Kummerly et Frey, Berne.
(Revue " La Montagne et Alpinisme" - No 41, Février 1963)
Lorsqu'un géologue a passé huit ans de sa vie dans le décor des plus hautes montagnes du monde, et qu'il a pu observer sur ces terres exaltées l'agression d'un climat tropical, contrasté, ardent, lorsqu'il a été pour ainsi dire le témoin de l'évolution d'un relief inaccoutumé, porté plus haut et attaqué plus vite que nulle autre part ailleurs, quelle tentation !
Je m'attendais à trouver cela. Et Toni Hagen a d'abord fait cela. Il donne du Népal, royaume de l'Himalaya, une magistrale étude géographique et invite ensuite le lecteur à comprendre avec lui les fantastiques soulèvements du tertiaire sans le perdre dans les théories spéculatives. Dans cette matière neuve, il creuse le profil des fleuves fougueux avec tant de pouvoir évocateur qu'on a l'impression d'en être le spectateur comme le furent sans doute les premiers hommes. Le tout avec clarté, avec simplicité, avec concision, avec la précision de l'homme de science, dans un style dépouillé, sans emphase, mais non dépourvu de poésie.

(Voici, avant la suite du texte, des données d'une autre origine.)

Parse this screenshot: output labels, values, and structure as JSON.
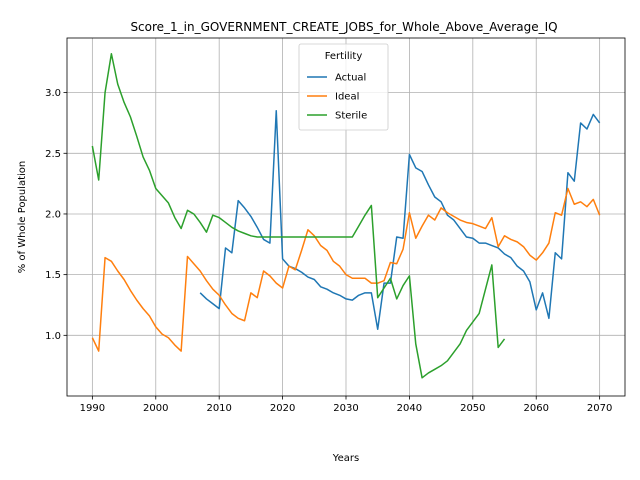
{
  "chart_data": {
    "type": "line",
    "title": "Score_1_in_GOVERNMENT_CREATE_JOBS_for_Whole_Above_Average_IQ",
    "xlabel": "Years",
    "ylabel": "% of Whole Population",
    "xlim": [
      1986.0,
      2074.0
    ],
    "ylim": [
      0.5,
      3.45
    ],
    "xticks": [
      1990,
      2000,
      2010,
      2020,
      2030,
      2040,
      2050,
      2060,
      2070
    ],
    "yticks": [
      1.0,
      1.5,
      2.0,
      2.5,
      3.0
    ],
    "grid": true,
    "legend": {
      "title": "Fertility",
      "position": "top-center"
    },
    "series": [
      {
        "name": "Actual",
        "color": "#1f77b4",
        "x": [
          2007,
          2008,
          2009,
          2010,
          2011,
          2012,
          2013,
          2014,
          2015,
          2016,
          2017,
          2018,
          2019,
          2020,
          2021,
          2022,
          2023,
          2024,
          2025,
          2026,
          2027,
          2028,
          2029,
          2030,
          2031,
          2032,
          2033,
          2034,
          2035,
          2036,
          2037,
          2038,
          2039,
          2040,
          2041,
          2042,
          2043,
          2044,
          2045,
          2046,
          2047,
          2048,
          2049,
          2050,
          2051,
          2052,
          2053,
          2054,
          2055,
          2056,
          2057,
          2058,
          2059,
          2060,
          2061,
          2062,
          2063,
          2064,
          2065,
          2066,
          2067,
          2068,
          2069,
          2070
        ],
        "y": [
          1.35,
          1.3,
          1.26,
          1.22,
          1.72,
          1.68,
          2.11,
          2.05,
          1.98,
          1.89,
          1.79,
          1.76,
          2.85,
          1.63,
          1.57,
          1.55,
          1.52,
          1.48,
          1.46,
          1.4,
          1.38,
          1.35,
          1.33,
          1.3,
          1.29,
          1.33,
          1.35,
          1.35,
          1.05,
          1.43,
          1.43,
          1.81,
          1.8,
          2.49,
          2.38,
          2.35,
          2.24,
          2.14,
          2.1,
          1.99,
          1.95,
          1.88,
          1.81,
          1.8,
          1.76,
          1.76,
          1.74,
          1.72,
          1.67,
          1.64,
          1.57,
          1.53,
          1.44,
          1.21,
          1.35,
          1.14,
          1.68,
          1.63,
          2.34,
          2.27,
          2.75,
          2.7,
          2.82,
          2.75
        ]
      },
      {
        "name": "Ideal",
        "color": "#ff7f0e",
        "x": [
          1990,
          1991,
          1992,
          1993,
          1994,
          1995,
          1996,
          1997,
          1998,
          1999,
          2000,
          2001,
          2002,
          2003,
          2004,
          2005,
          2006,
          2007,
          2008,
          2009,
          2010,
          2011,
          2012,
          2013,
          2014,
          2015,
          2016,
          2017,
          2018,
          2019,
          2020,
          2021,
          2022,
          2023,
          2024,
          2025,
          2026,
          2027,
          2028,
          2029,
          2030,
          2031,
          2032,
          2033,
          2034,
          2035,
          2036,
          2037,
          2038,
          2039,
          2040,
          2041,
          2042,
          2043,
          2044,
          2045,
          2046,
          2047,
          2048,
          2049,
          2050,
          2051,
          2052,
          2053,
          2054,
          2055,
          2056,
          2057,
          2058,
          2059,
          2060,
          2061,
          2062,
          2063,
          2064,
          2065,
          2066,
          2067,
          2068,
          2069,
          2070
        ],
        "y": [
          0.98,
          0.87,
          1.64,
          1.61,
          1.53,
          1.46,
          1.37,
          1.29,
          1.22,
          1.16,
          1.07,
          1.01,
          0.98,
          0.92,
          0.87,
          1.65,
          1.59,
          1.53,
          1.45,
          1.38,
          1.33,
          1.25,
          1.18,
          1.14,
          1.12,
          1.35,
          1.31,
          1.53,
          1.49,
          1.43,
          1.39,
          1.57,
          1.54,
          1.7,
          1.87,
          1.82,
          1.74,
          1.7,
          1.61,
          1.57,
          1.5,
          1.47,
          1.47,
          1.47,
          1.43,
          1.43,
          1.45,
          1.6,
          1.59,
          1.71,
          2.01,
          1.8,
          1.9,
          1.99,
          1.95,
          2.05,
          2.01,
          1.98,
          1.95,
          1.93,
          1.92,
          1.9,
          1.88,
          1.97,
          1.73,
          1.82,
          1.79,
          1.77,
          1.73,
          1.66,
          1.62,
          1.68,
          1.76,
          2.01,
          1.99,
          2.21,
          2.08,
          2.1,
          2.06,
          2.12,
          1.99
        ]
      },
      {
        "name": "Sterile",
        "color": "#2ca02c",
        "x": [
          1990,
          1991,
          1992,
          1993,
          1994,
          1995,
          1996,
          1997,
          1998,
          1999,
          2000,
          2001,
          2002,
          2003,
          2004,
          2005,
          2006,
          2007,
          2008,
          2009,
          2010,
          2011,
          2012,
          2013,
          2014,
          2015,
          2016,
          2017,
          2018,
          2019,
          2020,
          2021,
          2022,
          2023,
          2024,
          2025,
          2026,
          2027,
          2028,
          2029,
          2030,
          2031,
          2032,
          2033,
          2034,
          2035,
          2036,
          2037,
          2038,
          2039,
          2040,
          2041,
          2042,
          2043,
          2044,
          2045,
          2046,
          2047,
          2048,
          2049,
          2050,
          2051,
          2052,
          2053,
          2054,
          2055
        ],
        "y": [
          2.56,
          2.28,
          3.0,
          3.32,
          3.07,
          2.92,
          2.8,
          2.64,
          2.47,
          2.36,
          2.21,
          2.15,
          2.09,
          1.97,
          1.88,
          2.03,
          2.0,
          1.93,
          1.85,
          1.99,
          1.97,
          1.93,
          1.89,
          1.86,
          1.84,
          1.82,
          1.81,
          1.81,
          1.81,
          1.81,
          1.81,
          1.81,
          1.81,
          1.81,
          1.81,
          1.81,
          1.81,
          1.81,
          1.81,
          1.81,
          1.81,
          1.81,
          1.9,
          1.99,
          2.07,
          1.31,
          1.39,
          1.47,
          1.3,
          1.41,
          1.49,
          0.93,
          0.65,
          0.69,
          0.72,
          0.75,
          0.79,
          0.86,
          0.93,
          1.04,
          1.11,
          1.18,
          1.38,
          1.58,
          0.9,
          0.97
        ]
      }
    ]
  }
}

Mais Toni Hagen a fait bien mieux. Venu au Népal en 1950, l'année même où le petit royaume cessait d'être " interdit ", dans le cadre de l'assistance technique des Nations Unies, et chargé de procéder à la première exploration géologique de tout le pays, le docteur Hagen a sans doute été et est encore le seul étranger qui ait pu avoir du Népal une connaissance si étendue. Des confins de la plaine indienne où le Teraï Népalais s'adosse aux premières collines, des vallées qui continuent à modeler leur lit parmi les terrasses cultivées, jusqu'aux neiges des 8000, peu de secteurs qui n'aient reçu sa visite. Quatorze mille kilomètres à pied !
C'est lorsque l'acuité du géologue s'applique aux problèmes des races, de l'économie, des moeurs, de la religion, que nous avons les meilleures pages. A travers une esquisse vivante de l'histoire du Népal, nous assistons au règne des Gurkas, nous allons de l'état féodal aux difficultés de la démocratie moderne, nous participons à l'ascension culturelle d'un peuple aux cent visages divers, épris de tolérance, de liberté, fier et loyal, plein d'humour. La souche des Sherpas a particulièrement inspiré l'auteur; les pages qui lui sont consacrées sont très bonnes; il s'agit en réalité d'une véritable étude sociologique, qui permet de comprendre pourquoi et comment cette tribu de quelques milliers d'âmes qui vivent dans l'ombre des géants de la terre sont parvenus à ce degré de vertu qui explique leur rayonnement mondial.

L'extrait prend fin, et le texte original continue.